The young otter was lying on its stomach in an otherwise normal position. The fur was dry except for a few wet spots on the back. There was sand, probably from the road, clinging to the fur of the back.  The carcass seemed to be completely intact with no indication that it had been run over. I picked it up and turned it over. There was no visible sign of what had killed it. The body was still soft as though it had not been dead very long.

I carried the dead otter to the roadside and laid it at the edge of the grass where it would be safe from passing cars. As I did I thought “Wow. If we can get the body to a taxidermist before it spoils it will make a wonderful exhibit for our visitor center.”


Dead young otter after it was moved off the Wildlife Drive.

I stood up, looked around for a few landmarks to pinpoint the location of the carcass, then snapped a picture of the otter for no particular reason. As I made my scan of the area I noticed an adult bald eagle perched in a dead tree about thirty-five feet behind me.




This was a piece of  luck for sure, a photo op with an eagle that wasn’t the usual quarter mile away. I had my camera in hand. I figured if I moved slowly I could easily snap a picture before the bird flew.

But the eagle didn’t seem to be concerned about my presence. In fact seemed curious about me. So I took my time, walked down the road a bit to get a better angle and experimented with a few camera settings. The picture below gave me the satisfaction of feeling I  had a good portrait of the curious eagle.


Picture from a lucky close-up photo shoot with a bald eagle.
       

When I got back to the truck I called Lizzy Berkley, the refuge biologist, and told her about the otter carcass and shared my thought that it might be useful in an educational exhibit. She was unable to come out to retrieve it just then but said she would have somebody pick it up.

When I checked in the next day to see how things worked out I learned that someone had indeed gone out to retrieve the little otter. But the otter was gone when they got there. Lizzy figured a coyote or some other animal probably made a meal of it.

Then came the great “Aha!”  Mystery solved! I knew how the otter died. That eagle hadn't been hanging around because it wanted to be in a photo shoot. It hadn’t been at all curious about what I was doing with my camera. It had been curious about what I was doing with its lunch.

Suddenly I had a complete picture of the otter's last moments. In my mind's eye I saw it climbing out of Stickney pool to cross the Wildlife Drive. I saw the eagle watching  from its aerie on the other side of the pool. For the eagle this was like having pizza delivered to the front door.

I imagined the eagle swooping down and almost felt the impact of those sharp grasping talons as they ended the otters life in a merciful instant.

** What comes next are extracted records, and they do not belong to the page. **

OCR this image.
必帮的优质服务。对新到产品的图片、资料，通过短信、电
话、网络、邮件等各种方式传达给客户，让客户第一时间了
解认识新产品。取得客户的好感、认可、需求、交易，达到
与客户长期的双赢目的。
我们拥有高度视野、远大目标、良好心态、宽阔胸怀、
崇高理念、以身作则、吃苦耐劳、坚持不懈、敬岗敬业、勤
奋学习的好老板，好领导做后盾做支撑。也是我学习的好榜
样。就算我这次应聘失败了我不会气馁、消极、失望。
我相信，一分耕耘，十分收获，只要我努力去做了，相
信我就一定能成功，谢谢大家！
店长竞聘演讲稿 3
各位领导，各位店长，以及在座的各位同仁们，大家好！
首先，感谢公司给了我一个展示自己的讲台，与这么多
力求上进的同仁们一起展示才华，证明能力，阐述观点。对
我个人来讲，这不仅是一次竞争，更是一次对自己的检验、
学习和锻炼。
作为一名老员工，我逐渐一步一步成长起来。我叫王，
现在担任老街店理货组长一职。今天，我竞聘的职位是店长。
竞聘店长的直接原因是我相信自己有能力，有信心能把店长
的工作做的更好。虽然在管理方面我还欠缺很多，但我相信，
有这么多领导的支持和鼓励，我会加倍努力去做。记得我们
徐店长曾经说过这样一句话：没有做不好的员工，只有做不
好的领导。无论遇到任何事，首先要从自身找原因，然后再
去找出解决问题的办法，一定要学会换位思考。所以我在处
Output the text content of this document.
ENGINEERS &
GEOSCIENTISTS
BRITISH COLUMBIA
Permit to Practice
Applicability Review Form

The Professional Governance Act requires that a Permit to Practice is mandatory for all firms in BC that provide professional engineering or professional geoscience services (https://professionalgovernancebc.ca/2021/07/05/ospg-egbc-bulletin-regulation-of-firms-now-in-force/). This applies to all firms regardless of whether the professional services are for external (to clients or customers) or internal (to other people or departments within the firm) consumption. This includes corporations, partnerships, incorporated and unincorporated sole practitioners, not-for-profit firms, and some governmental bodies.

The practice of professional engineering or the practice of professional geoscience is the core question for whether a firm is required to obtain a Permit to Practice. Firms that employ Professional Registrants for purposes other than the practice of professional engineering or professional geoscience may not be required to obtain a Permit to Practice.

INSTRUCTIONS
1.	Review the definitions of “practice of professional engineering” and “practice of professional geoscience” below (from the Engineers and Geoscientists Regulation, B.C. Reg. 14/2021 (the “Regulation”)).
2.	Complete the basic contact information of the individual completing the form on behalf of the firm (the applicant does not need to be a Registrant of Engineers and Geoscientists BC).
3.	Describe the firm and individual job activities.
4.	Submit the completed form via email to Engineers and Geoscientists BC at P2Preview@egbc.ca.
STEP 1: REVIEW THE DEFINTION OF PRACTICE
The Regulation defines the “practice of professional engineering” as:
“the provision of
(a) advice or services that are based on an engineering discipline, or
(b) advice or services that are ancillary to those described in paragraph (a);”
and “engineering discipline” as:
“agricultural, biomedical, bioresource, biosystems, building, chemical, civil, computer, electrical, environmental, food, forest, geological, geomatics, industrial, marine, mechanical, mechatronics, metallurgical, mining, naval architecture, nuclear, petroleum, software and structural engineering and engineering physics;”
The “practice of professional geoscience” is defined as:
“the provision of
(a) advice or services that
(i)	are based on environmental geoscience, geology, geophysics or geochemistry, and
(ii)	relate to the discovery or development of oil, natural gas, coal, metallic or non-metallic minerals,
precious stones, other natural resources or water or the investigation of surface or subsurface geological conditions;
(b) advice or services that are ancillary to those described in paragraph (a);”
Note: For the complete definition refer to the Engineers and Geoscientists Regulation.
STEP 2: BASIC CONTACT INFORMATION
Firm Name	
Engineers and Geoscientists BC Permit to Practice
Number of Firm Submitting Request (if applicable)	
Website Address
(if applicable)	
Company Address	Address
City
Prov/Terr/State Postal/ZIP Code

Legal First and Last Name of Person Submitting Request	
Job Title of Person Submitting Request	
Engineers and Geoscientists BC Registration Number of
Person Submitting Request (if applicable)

The eagle probably didn't get a good grip. The body rolled over from the impact so that sand from the road stuck to the wet fur on its back. And then as the eagle struggled to get the kill airborne a truck with a guy with a camera came round the bend. What better to do than fly up to the top of a nearby tree, there to wait for the intruder to pass. And when he did not pass but stopped and picked up the near gratuitous meal, it would require some close watching. And the watching was almost palpable. I imagine that when I left the eagle waited a few cautious minutes, then swooped down, reclaimed its meal and flew it home.

Thus ended another chain of natural events at Sherburne refuge: eagle fed; otter population controlled by nature; Roving Interpreter left with a good story and some pictures. A win for two out of the three participants. And two out of three is pretty OK, at least in the natural world.